D0 Databases Meeting: 1/6, 2003 (Mon) at 10:30 am, 9th Circle

Present: Anil Kumar, Robert Illingworth, Taka Yasuda, Stephen White,
         Margherita Vittone, Jeremy Simmons, Adam Lyons, Lee Lueking,
         Diana Bonham, Elizabeth Gallas, Chip Brock (via video)


o  DAN server deployment:
        Robert has started testing the proxy server at Imperial College. 
        His note follows:

Documentation
-------------

Generally, more detail needed

Not clear which (or how many) server names to enter (at the ups tailor
stage) - needs a list.
Tailor asks for product's enviorment varilable prefix - should be
mentioned (even if if we just say accept the default)

Installing db_server_config installs d0_config, so it doesn't need to be
explicitly listed

However, calibration_db_server was not automatically installed.

Guidence of the logfile/statistics/cache directory configuration is needed
(presumably suggest similar setup to the Femilab servers)

More explicit instructions on creating the file cache - it's stuck at the
bottom of the server configuration file page where it's easy to miss

As buildcache.py defaults to 1M cache entries, we should probably warn
anyone trying it that it takes ages to make a cache this large (I think 1
million is too large anyway - a nice extra feature would be to be able to
also specify a max disk size)

Tell the installer how to run the test scripts so they know their
installation works (or not)

A note is probably needed on certain Redhat installations with useless
/etc/hosts entries and the solution or workarounds

Probably it would help to have a single step by step list of the
whole procedure


Code bugs and problems
----------------------

os.getlogin() doesn't work everywhere (apparently tty related). It appears
in calibration_db_server CalibProxy.py and also most of the test scripts.
pwd.getpwuid(os.geteuid())[0] is supposedly more reliable

A 1 million object cache doesn't actually work at the moment - class
FileMgr in db_server_base attempts to mmap (filesize*entry length) bytes
of the file, and for a 1M object cache index this happens to be larger
than will fit in an integer and it crashes. Even if it didn't, mmaping off
the end of the file surely can't be a good thing...

There's a bug in calibration_db_server BaseExceptionMap.py - in the
function Map the final test for unknown exceptions is wrong - it should be
if type(mappedException) == NoneType. Currently an unknown exception
causes it to do a raise None, which isn't allowed and raises a TypeError
instead.

Fixing the previous problem threw up another issue - the exception map
doesn't know what to do with corba exceptions produced by the server the
proxy connects to, and so they get returned as unknown exceptions (which
would send out error emails if we had that turned on). Corba exceptions
should be packaged up and returned to the client in a more palatable form.

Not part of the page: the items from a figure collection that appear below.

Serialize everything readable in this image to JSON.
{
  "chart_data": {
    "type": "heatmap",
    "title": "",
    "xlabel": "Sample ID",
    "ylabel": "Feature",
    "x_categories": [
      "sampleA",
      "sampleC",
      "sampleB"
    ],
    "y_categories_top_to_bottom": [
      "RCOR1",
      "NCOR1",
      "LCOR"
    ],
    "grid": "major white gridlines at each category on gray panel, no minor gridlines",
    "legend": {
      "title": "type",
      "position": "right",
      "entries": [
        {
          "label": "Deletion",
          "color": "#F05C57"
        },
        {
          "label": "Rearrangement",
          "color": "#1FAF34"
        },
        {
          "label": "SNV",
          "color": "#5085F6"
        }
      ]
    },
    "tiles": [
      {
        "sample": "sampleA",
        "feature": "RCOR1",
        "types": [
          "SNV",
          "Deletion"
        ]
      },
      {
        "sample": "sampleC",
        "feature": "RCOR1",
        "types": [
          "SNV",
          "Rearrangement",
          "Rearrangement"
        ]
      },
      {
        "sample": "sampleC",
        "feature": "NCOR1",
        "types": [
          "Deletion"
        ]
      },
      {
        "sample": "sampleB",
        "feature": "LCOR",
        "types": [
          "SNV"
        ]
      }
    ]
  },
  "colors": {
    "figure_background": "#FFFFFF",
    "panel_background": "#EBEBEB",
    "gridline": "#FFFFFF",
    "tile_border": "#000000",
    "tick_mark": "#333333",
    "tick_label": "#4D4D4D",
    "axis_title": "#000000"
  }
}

Proxy servant timing out - the proxy creates a servant from its parent
server and hangs on to it. If the proxy is left unused for some period of
time the servant will be closed by the parent server idle timer, and so
the next time the proxy tries to use it it will get back a
OBJECT_NOT_EXIST exception. (As the proxy resets the servant on any corba
exception, it will get a new servant the next time a proxy request is made
and so future attempts will work.) The solution would appear to be for the
proxy server to automatically get a new servant if it ever finds that the
old one has gone away.

Threads don't all die when the server is stopped. I'm puzzled why I've
never seen this while running a server direct from the command line on
Linux

Proxy connections don't produce logfile entries. This isn't a bug, but it
does mean that proxy servers have very little in their logfiles (mainly
entries saying the idle connection scanner is running) compared to servers
with a database connection. This makes it look as if they aren't doing
anything...


Not a proxy issue, but a reminder
---------------------------------

The problem with the non d0om part of SMT server where the connection
manager never gets the connections it is managing back again (and the
connection scanner doesn't return them either), so that eventually the
server runs out of connections and all the threads are left blocked
waiting for a connection to become available, and the server locks up.


        There was a meeting on dealing with statistics info generated in
        XML format and stuffed into a database just before Xmas.
        There will be a joint effort between D0 and CDF in the time scale
        of one month. There will be another meeting shortly.

        d0dbsrv4 node is not configured correctly. There are two ups
        installations. This has to be cleaned up.

        The user_prd servers that are running on d0dbsrv1 are dcoracle 1
        versions. The old ConfigDbServer runs on the node. The ups table
        file of ConfigDbServer has to be modified so that it points to
        a specific version of dcoracle. This will allow the rest of the
        servers to run with the current version of dcoracle, namely 
        DCOracle2.

        Margherita is looking into a ups option that may be used for
        fail over.


o  Sniping: Anil
        CDF has implemented "sniping" of inactive ORACLE sessions. Unlike
        CDF, D0 has a three tier system for database access that makes
        the number of client connections almost non-issue.

        Nonetheless, it was agreed in general to snipe inactive users.
        First we will only cut off inactive SQLPlus sessions after 30 min.

        Jeremy noted that the highest CPU user is SAM and SAMRead from
        d0ora3. This might be cron jobs. Lee will look into this.
        The next highest is Luminosity group.

        When the sniping is turned on and a user is sniped, an e-mail will
        be sent to the user and the d0db-snipe@fnal.gov mailing list. This
        mailing list has to be created with the archive on.


o  Trigger DB: Elizabeth
        ~100 Trigger lists in the DB have been in use. They correspond to
        ~3000 runs.

        JETSET trigger list created recently for trigger studies had last
        minute changes made by hand (hacked). This caused problems:
        1) the trigger list is not in the DB, and
        2) the luminosity is not normalizable.

        Jeremy is almost done with L2 preprocessor definitions programming.
        Next project is the interface for L2 terms and changes to the xml
        generator. ~2 weeks of work.


o  A possible new Online DB app: Jeremy
        Gordon Watts and controls group are considering to store the run 
        conditions info into a DB or into SAM as archive.


Scribe: T. Yasuda